Could Chris be that person? Not if I didn’t figure out how to pull it together.

And I really needed to pull it together.

Except that I couldn’t. I’d always been a bit of a wild girl, never been able to grasp the whole get-married-and-have-a-baby thing.

I blamed it on my upbringing. I’d lived in no fewer than twenty different foster homes as a kid. None of them were as crazy as the ones you read about in books. I knew I was lucky; I’d never been sexually abused, and was only hit once by a foster dad, from whose care I was promptly removed. But none of the families I stayed with ever connected with me emotionally or had time for me, so I got used to being alone.

When I started dating, I never figured out how to stay with one guy for long.
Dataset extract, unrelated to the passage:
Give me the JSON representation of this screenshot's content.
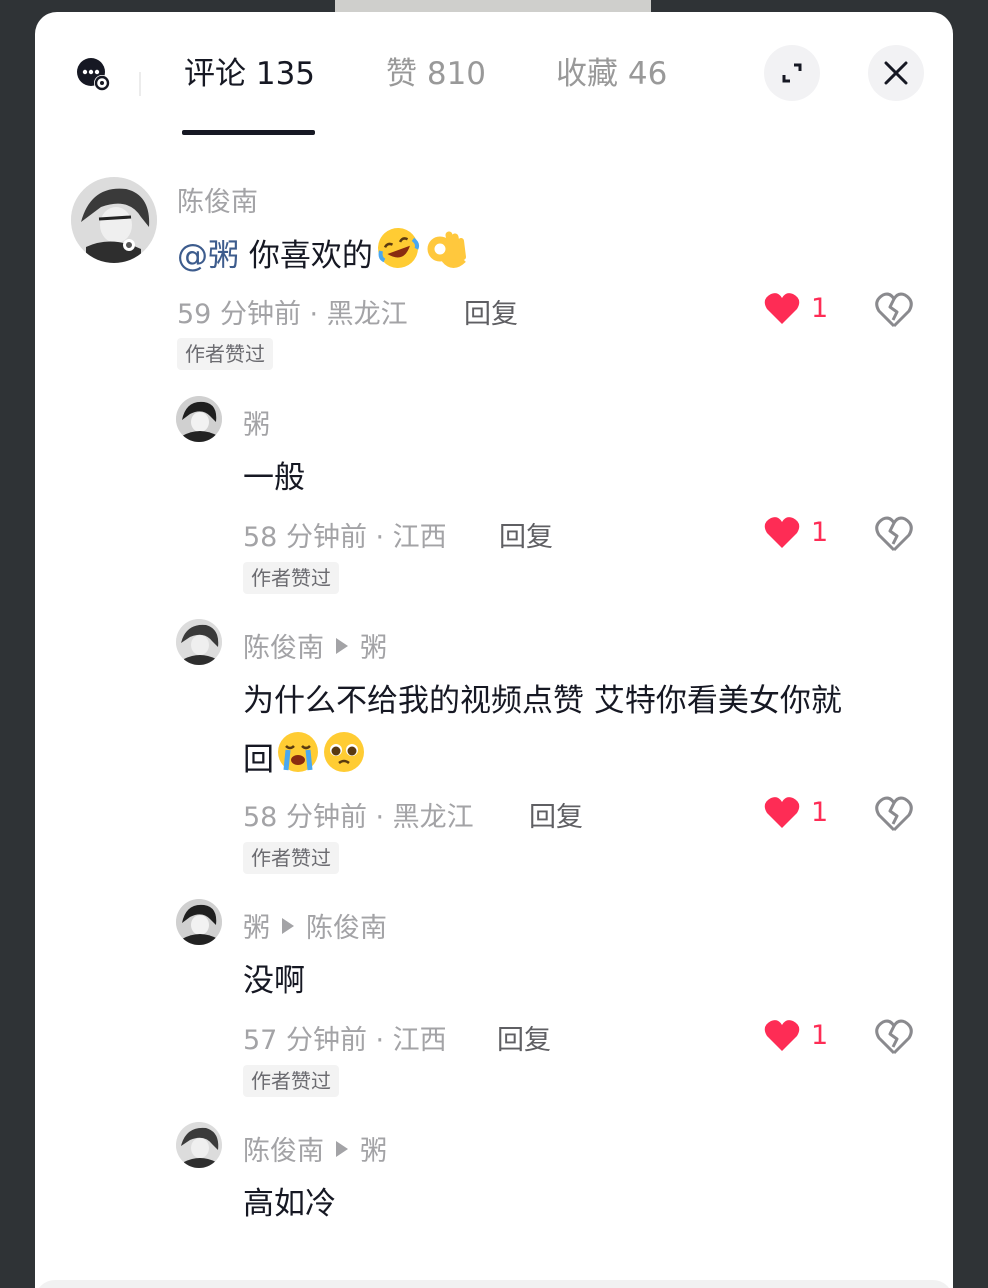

A quick night or two of fun, then run before they had a chance to hurt me. That was my MO. But something about that night with Ian—I wasn’t sure exactly what, but something changed.

The night was supposed to be about Alexa and Cade. Alexa had dubbed it their coming-out party. I’d known they were going to end up together from the start. Or I was pretty sure anyway.

For me, the night was less about them and more about Cade’s hot cage-fighter friend, Ian. Alexa was sure I’d seen him before, but I knew I’d remember meeting someone that delish. By the way I caught him looking at me, I’d known the night had the potential to be one neither of us would forget.

And it was. I still remembered it like it was yesterday, though the memory was tinged with a mixture of sadness and longing.

I fell asleep thinking about it…

• • •

Ian had crowded in next to me in the booth. The club had been loud, so we’d sat close in order to hear each other over the music.

“So, are you a porn star too?” I had asked. Cade had only ever done two movies, but I couldn’t resist the temptation.

Ian choked on his drink, roughly swallowing the gulp. “Um, no.”

“Don’t have the balls for it, huh?” I teased, fighting off a smile.